Kisah Tiga Naga Sakti Karya Kho Ping Hoo di http://ceritasilat-novel.blogspot.com by Saiful Bahri Situbondo

   
"Nona"".ini"". ini"".jangan berkata begitu"".."

   Keadaan menjadi gaduh karena semua ponggawa dan pengawal yang hadir saling pandang dan saling berbisik bisik, sedangkan kaisar sendiri setelah memandang terbelalak lalu tertawa dan bicara lirih dengan Thio-thaikam yang agaknya mengusulkan sesuatu kepada kaisar.

   "Bagus!"

   Tiba-tiba kaisar berkata dengan suara nyaring dan agaknya nampak gembira sekali.

   "Engkau telah menentukan pilihanmu, Sian Lun. Engkau akan kami angkat menjadi panglima yang memimpin pasukan untuk membasmi para pemberontak, mengepalai selaksa perajurit, dan selain itu, kami akan menghadiahkan Siang Bwee kepadamu!"

   Sian Lun terkejut bukan main mendengar kalimat terakhir itu dan cepat dia hendak membantah. Melihat ini, Thio-thaikam cepat berkata dengan suara setengah berbisik, dan terdengar khawatir.

   "Tan-taihiap, cepat mengaturkan terima kasih atas kemurahan sri baginda"

   Sian Lun sadar bahwa menolak pemberian kaisar dapat dianggap menghina, maka dia lalu memberi hormat dan berbisik.

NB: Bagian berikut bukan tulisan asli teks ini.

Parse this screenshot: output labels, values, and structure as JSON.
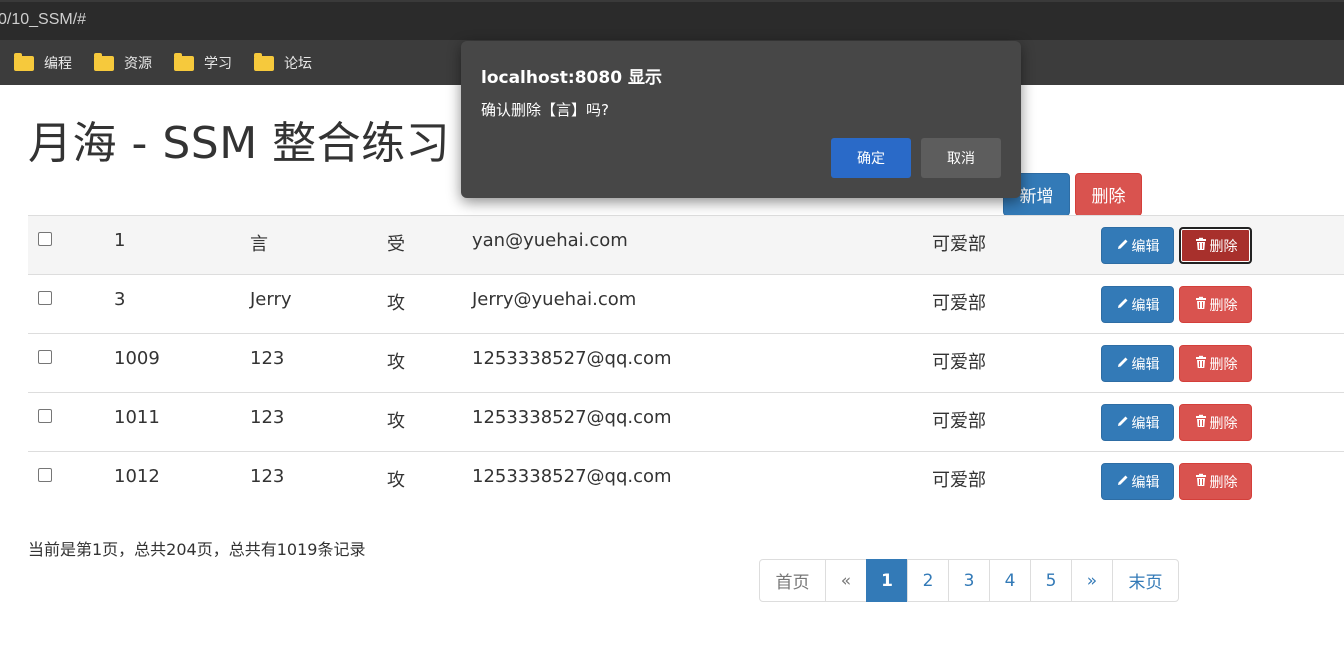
{
  "browser": {
    "url": "0/10_SSM/#",
    "bookmarks": [
      {
        "label": "编程"
      },
      {
        "label": "资源"
      },
      {
        "label": "学习"
      },
      {
        "label": "论坛"
      }
    ]
  },
  "header": {
    "title": "月海 - SSM 整合练习",
    "add_label": "新增",
    "delete_label": "删除"
  },
  "table": {
    "edit_label": "编辑",
    "delete_label": "删除",
    "rows": [
      {
        "id": "1",
        "name": "言",
        "gender": "受",
        "email": "yan@yuehai.com",
        "dept": "可爱部"
      },
      {
        "id": "3",
        "name": "Jerry",
        "gender": "攻",
        "email": "Jerry@yuehai.com",
        "dept": "可爱部"
      },
      {
        "id": "1009",
        "name": "123",
        "gender": "攻",
        "email": "1253338527@qq.com",
        "dept": "可爱部"
      },
      {
        "id": "1011",
        "name": "123",
        "gender": "攻",
        "email": "1253338527@qq.com",
        "dept": "可爱部"
      },
      {
        "id": "1012",
        "name": "123",
        "gender": "攻",
        "email": "1253338527@qq.com",
        "dept": "可爱部"
      }
    ]
  },
  "pagination": {
    "info": "当前是第1页，总共204页，总共有1019条记录",
    "first": "首页",
    "prev": "«",
    "pages": [
      "1",
      "2",
      "3",
      "4",
      "5"
    ],
    "current": "1",
    "next": "»",
    "last": "末页"
  },
  "dialog": {
    "title": "localhost:8080 显示",
    "message": "确认删除【言】吗?",
    "ok_label": "确定",
    "cancel_label": "取消"
  },
  "colors": {
    "primary": "#337ab7",
    "danger": "#d9534f",
    "dialog_bg": "#474747",
    "dialog_ok": "#2a6ac8"
  }
}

   "Beribu terima kasih hamba haturkan kepada paduka

   sri baginda yang mulia""."

   Kaisar masih tertawa, lalu berkata lagi "Akan tetapi, sebelum itu, engkau harus memperlihatkan kesetiaanmu dan membuat jasa. lagi, yaitu dengan mengejar dan membasmi gerombolan yang tadi berani mengacau di istana. Setelah engkau berhasil, baru engkau akan menerima hadiahmu."

   Setelah berkata demikian, kaisar lalu melambaikan tangan dan membalikkan tubuh, masuk kembali ke dalam istana diantarkan oleh para ponggawa dan pengawalnya. Beberapa orang thaikam lalu menggandeng kedua lengan Siang Bwee, setengah memaksanya masuk ke dalam. Gadis itu meronta sedikit, menoleh dan memandang kepada Sian Lun yang masih berlutut dan pemuda ini tidak berani mengangkat muka.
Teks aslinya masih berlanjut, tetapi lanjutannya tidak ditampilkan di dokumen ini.